The Chair of the Corporation, at the time of election, shall be either a former President, the retiring President, or a member (not emeritus) of the Corporation. The specified duties of the Chair of the Corporation shall be:
To preside at all meetings of the members of the Corporation and to be an ex officio member of the Corporation.
To propose to the members of the Corporation the members of the Membership Committee, and to be the chair and an ex officio member of the Membership Committee.
To be the chair and an ex officio member of the Executive Committee; as chair of the Executive Committee, the Chair shall work in close cooperation with the President to prepare the agenda for Executive Committee meetings, preside at Executive Committee meetings, and present matters on which Executive Committee action, concurrence, or advice may be necessary or appropriate.
To be an ex officio member of the Development Committee and the Development Committee Executive Board; and to be an ex officio director of the investment management company established under these Bylaws.

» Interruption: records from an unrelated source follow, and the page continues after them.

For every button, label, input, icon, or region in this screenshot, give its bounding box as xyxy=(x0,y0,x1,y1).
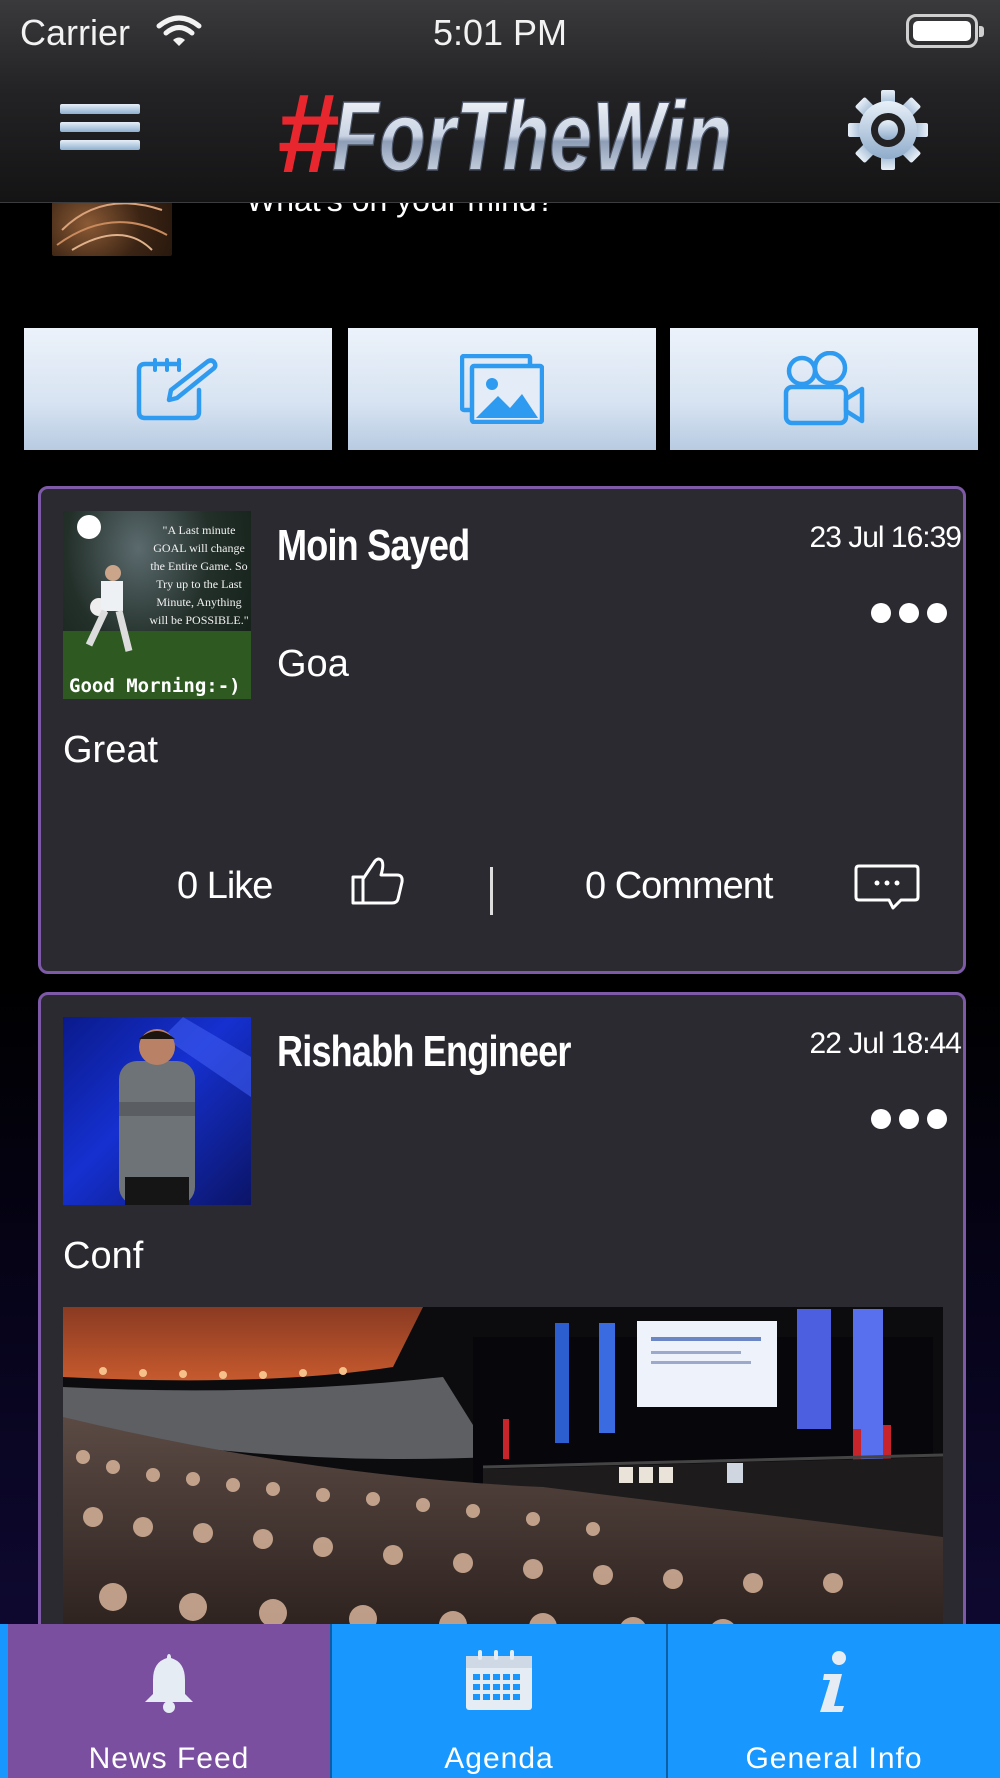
post-image[interactable] xyxy=(63,1307,943,1647)
author-name[interactable]: Moin Sayed xyxy=(277,521,470,571)
tab-news-feed[interactable]: News Feed xyxy=(8,1624,330,1778)
author-photo[interactable] xyxy=(63,1017,251,1205)
tab-general-info[interactable]: General Info xyxy=(668,1624,1000,1778)
tab-label: Agenda xyxy=(444,1742,554,1775)
photo-caption-top: "A Last minute GOAL will change the Enti… xyxy=(149,523,249,627)
battery-icon xyxy=(906,14,984,48)
settings-gear-icon[interactable] xyxy=(846,88,930,172)
video-camera-icon xyxy=(783,351,865,426)
thumbs-up-icon[interactable] xyxy=(349,855,405,907)
menu-button[interactable] xyxy=(60,104,140,158)
status-bar: Carrier 5:01 PM xyxy=(0,0,1000,64)
more-options-button[interactable] xyxy=(871,603,947,623)
logo-text: ForTheWin xyxy=(332,81,732,186)
app-header: Carrier 5:01 PM # ForTheWin xyxy=(0,0,1000,203)
post-location: Goa xyxy=(277,643,349,685)
post-date: 22 Jul 18:44 xyxy=(809,1027,962,1060)
compose-icon xyxy=(136,358,218,421)
author-name[interactable]: Rishabh Engineer xyxy=(277,1027,571,1077)
like-count: 0 Like xyxy=(177,865,273,907)
post-text: Conf xyxy=(63,1235,144,1277)
clock: 5:01 PM xyxy=(432,12,568,53)
tab-label: General Info xyxy=(745,1742,923,1775)
compose-post-button[interactable] xyxy=(24,328,332,450)
video-post-button[interactable] xyxy=(670,328,978,450)
post-card: Rishabh Engineer 22 Jul 18:44 Conf xyxy=(38,992,966,1672)
post-card: "A Last minute GOAL will change the Enti… xyxy=(38,486,966,974)
stats-divider xyxy=(490,867,493,915)
post-text: Great xyxy=(63,729,159,771)
info-icon xyxy=(820,1651,846,1712)
logo-hash: # xyxy=(276,74,339,186)
photo-caption-bottom: Good Morning:-) xyxy=(69,675,241,697)
tab-agenda[interactable]: Agenda xyxy=(332,1624,666,1778)
post-date: 23 Jul 16:39 xyxy=(809,521,962,554)
tab-bar: News Feed Agenda General Info xyxy=(0,1624,1000,1778)
comment-count: 0 Comment xyxy=(585,865,773,907)
calendar-icon xyxy=(466,1650,532,1710)
comment-icon[interactable] xyxy=(853,863,921,911)
photo-icon xyxy=(460,354,544,424)
bell-icon xyxy=(145,1654,193,1713)
photo-post-button[interactable] xyxy=(348,328,656,450)
tab-label: News Feed xyxy=(88,1742,250,1775)
author-photo[interactable]: "A Last minute GOAL will change the Enti… xyxy=(63,511,251,699)
app-logo: # ForTheWin xyxy=(276,74,733,186)
more-options-button[interactable] xyxy=(871,1109,947,1129)
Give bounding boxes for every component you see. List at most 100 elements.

To appoint such ad hoc and special committees as may be required from time to time for special studies or actions that are not specifically delegated to other committees in these Bylaws, subject to the approval of the members of the Corporation, and to appoint from time to time ad hoc committees to review the governance principles, policies, and practices of the Corporation and its committees and to recommend changes to the Corporation.
To assume such other duties and to have such other powers as the Executive Committee may determine or as these Bylaws or law may require, from time to time.
Subject to Section 9.2 of these Bylaws, if for any reason any officer who is elected by the members of the Corporation is, in the opinion of the Chair of the Corporation, not available to serve or there is a vacancy in the office, the Chair of the Corporation shall convene the Executive Committee for the purpose of determining such officer's availability to serve and the appropriate course of action, including but not limited to the appointment of an interim officer under Section 7.7 of these Bylaws, who may be the Chair of the Corporation.